"I am on a worldwide crusade to abolish merit increase base salaries."
What it was about
Total reward strategies must be personalized and culturally nuanced rather than one-size-fits-all, and organizations should shift away from merit increase base salaries toward performance-based variable compensation tied to transparent, well-communicated goals.
By the numbers
median age of 37 and above
Economists' threshold for classifying a workforce as 'aging'
median age of 47
An audience member's company workforce median age, flagged by the speaker as a warning sign of an aging workforce
median age of 25
Another audience member's company workforce median age, cited as a young, vibrant workforce
Key notes
Build a documented global employee success profile so hiring and reward decisions are consistent across a diverse, global workforce.
Move performance out of base pay entirely: redefine base pay increases as market adjustments and put all performance-based rewards into a variable, lump-sum compensation plan.
Cap variable pay upside (e.g., at 150% of target) and weight performance categories (individual, regional, global goals) differently by job level. Executives should weight more toward global goals; support roles toward individual goals.
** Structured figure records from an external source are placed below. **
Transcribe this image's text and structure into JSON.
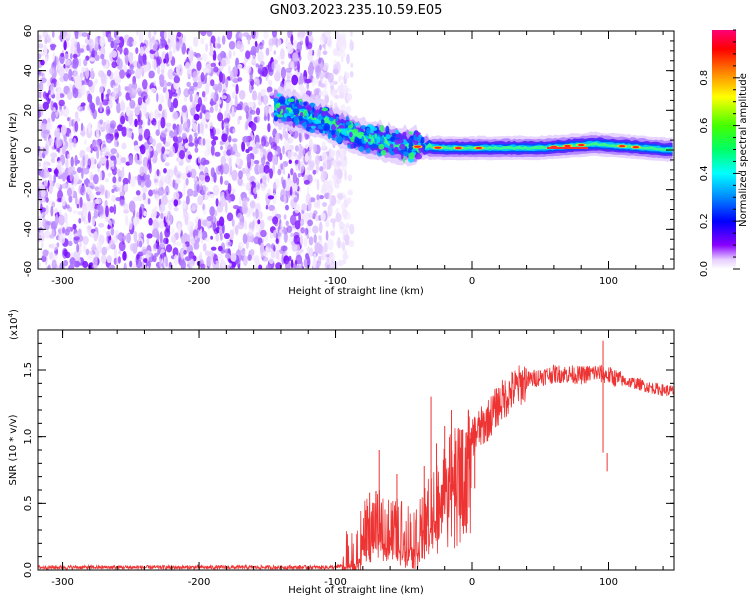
{
  "title": "GN03.2023.235.10.59.E05",
  "chart_data": [
    {
      "type": "heatmap",
      "xlabel": "Height of straight line (km)",
      "ylabel": "Frequency (Hz)",
      "xlim": [
        -318,
        148
      ],
      "ylim": [
        -60,
        60
      ],
      "xticks": [
        -300,
        -200,
        -100,
        0,
        100
      ],
      "xtick_labels": [
        "-300",
        "-200",
        "-100",
        "0",
        "100"
      ],
      "yticks": [
        -60,
        -40,
        -20,
        0,
        20,
        40,
        60
      ],
      "ytick_labels": [
        "-60",
        "-40",
        "-20",
        "0",
        "20",
        "40",
        "60"
      ],
      "noise_region_km": [
        -318,
        -98
      ],
      "signal_band": {
        "description_points": [
          {
            "x": -145,
            "f": 22
          },
          {
            "x": -110,
            "f": 15
          },
          {
            "x": -80,
            "f": 6
          },
          {
            "x": -50,
            "f": 2
          },
          {
            "x": -20,
            "f": 1
          },
          {
            "x": 0,
            "f": 1
          },
          {
            "x": 50,
            "f": 1
          },
          {
            "x": 90,
            "f": 3
          },
          {
            "x": 148,
            "f": 0
          }
        ],
        "peak_bins_km": [
          -40,
          -25,
          -10,
          5,
          60,
          70,
          80,
          110,
          120
        ]
      },
      "colorbar": {
        "label": "Normalized spectral amplitude",
        "ticks": [
          0.0,
          0.2,
          0.4,
          0.6,
          0.8
        ],
        "tick_labels": [
          "0.0",
          "0.2",
          "0.4",
          "0.6",
          "0.8"
        ],
        "range": [
          0,
          1
        ]
      }
    },
    {
      "type": "line",
      "xlabel": "Height of straight line (km)",
      "ylabel": "SNR (10 * v/v)",
      "y_multiplier": "(x10",
      "y_multiplier_exp": "4",
      "y_multiplier_close": ")",
      "xlim": [
        -318,
        148
      ],
      "ylim": [
        0,
        18000
      ],
      "xticks": [
        -300,
        -200,
        -100,
        0,
        100
      ],
      "xtick_labels": [
        "-300",
        "-200",
        "-100",
        "0",
        "100"
      ],
      "yticks": [
        0,
        5000,
        10000,
        15000
      ],
      "ytick_labels": [
        "0.0",
        "0.5",
        "1.0",
        "1.5"
      ],
      "color": "#ee3333",
      "series": [
        {
          "name": "SNR",
          "envelope_x": [
            -318,
            -100,
            -85,
            -80,
            -70,
            -60,
            -50,
            -40,
            -30,
            -25,
            -20,
            -10,
            0,
            10,
            20,
            30,
            40,
            50,
            60,
            70,
            80,
            90,
            100,
            110,
            120,
            130,
            140,
            148
          ],
          "envelope_y": [
            200,
            200,
            600,
            2500,
            3500,
            3000,
            2800,
            2500,
            5000,
            6000,
            7000,
            8500,
            10000,
            11000,
            12500,
            13500,
            14200,
            14500,
            14700,
            14700,
            14600,
            14800,
            14600,
            14200,
            14000,
            13700,
            13500,
            13400
          ],
          "spikes": [
            {
              "x": -68,
              "y": 9000
            },
            {
              "x": -75,
              "y": 5800
            },
            {
              "x": -55,
              "y": 7200
            },
            {
              "x": -35,
              "y": 7800
            },
            {
              "x": -30,
              "y": 13000
            },
            {
              "x": -26,
              "y": 9500
            },
            {
              "x": -20,
              "y": 10800
            },
            {
              "x": -15,
              "y": 12000
            },
            {
              "x": -8,
              "y": 10500
            },
            {
              "x": 2,
              "y": 11000
            },
            {
              "x": 96,
              "y": 17200
            },
            {
              "x": 99,
              "y": 7400
            }
          ]
        }
      ]
    }
  ]
}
The contrarian takeMerit increase base salaries, a near-universal HR practice, should be abolished entirely. They're a zero-sum, demotivational bureaucratic exercise that finance departments favor only for cost containment, not because they motivate performance. The speaker also argues for openly communicating pay differences across employees and countries instead of treating compensation as confidential.
Take this back Monday
Do this for your team
Send a short note explaining why pay varies by role or location instead of staying silent — secrecy breeds more distrust than the numbers themselves.
Say this in your next leadership meeting
Merit increases baked into base pay are a zero-sum, demotivating cost-containment tool — real performance rewards should be transparent, variable, and capped.
Watch out for
Applying one-size-fits-all headquarters reward strategies to all global operations (cited IBM's failed global rollout in the 1950s as the 'kiss of death').
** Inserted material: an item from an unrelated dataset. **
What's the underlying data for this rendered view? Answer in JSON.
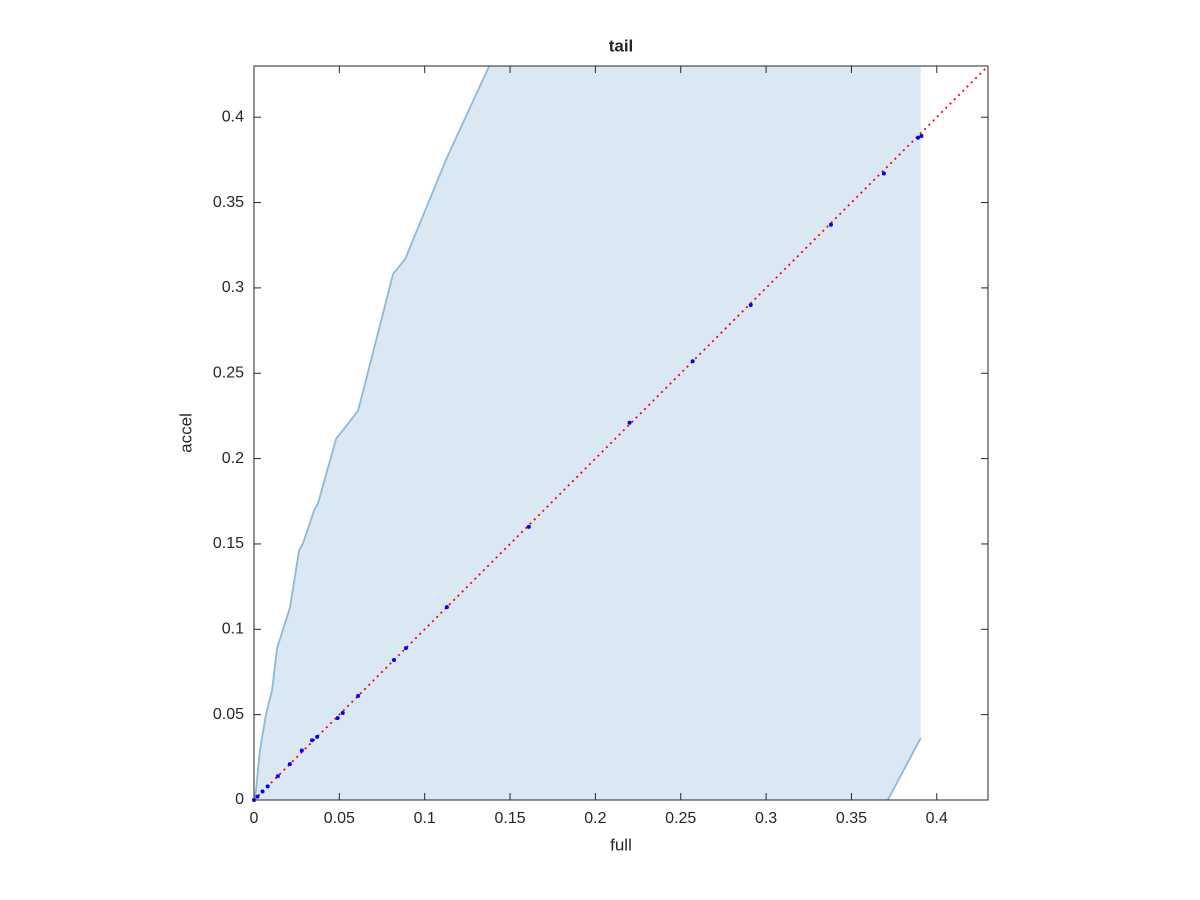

Keeping merit increase base salaries as the primary reward vehicle. It's a zero-sum, individualistic system that undermines stated team-based cultures and works mainly as a finance cost-containment tool, not a motivator.
Assuming pay is a secret that employees don't discuss with each other, rather than proactively communicating pay rationale.
Fun fact · John Rubino
John Rubino's global consulting work has taken him to 109 countries.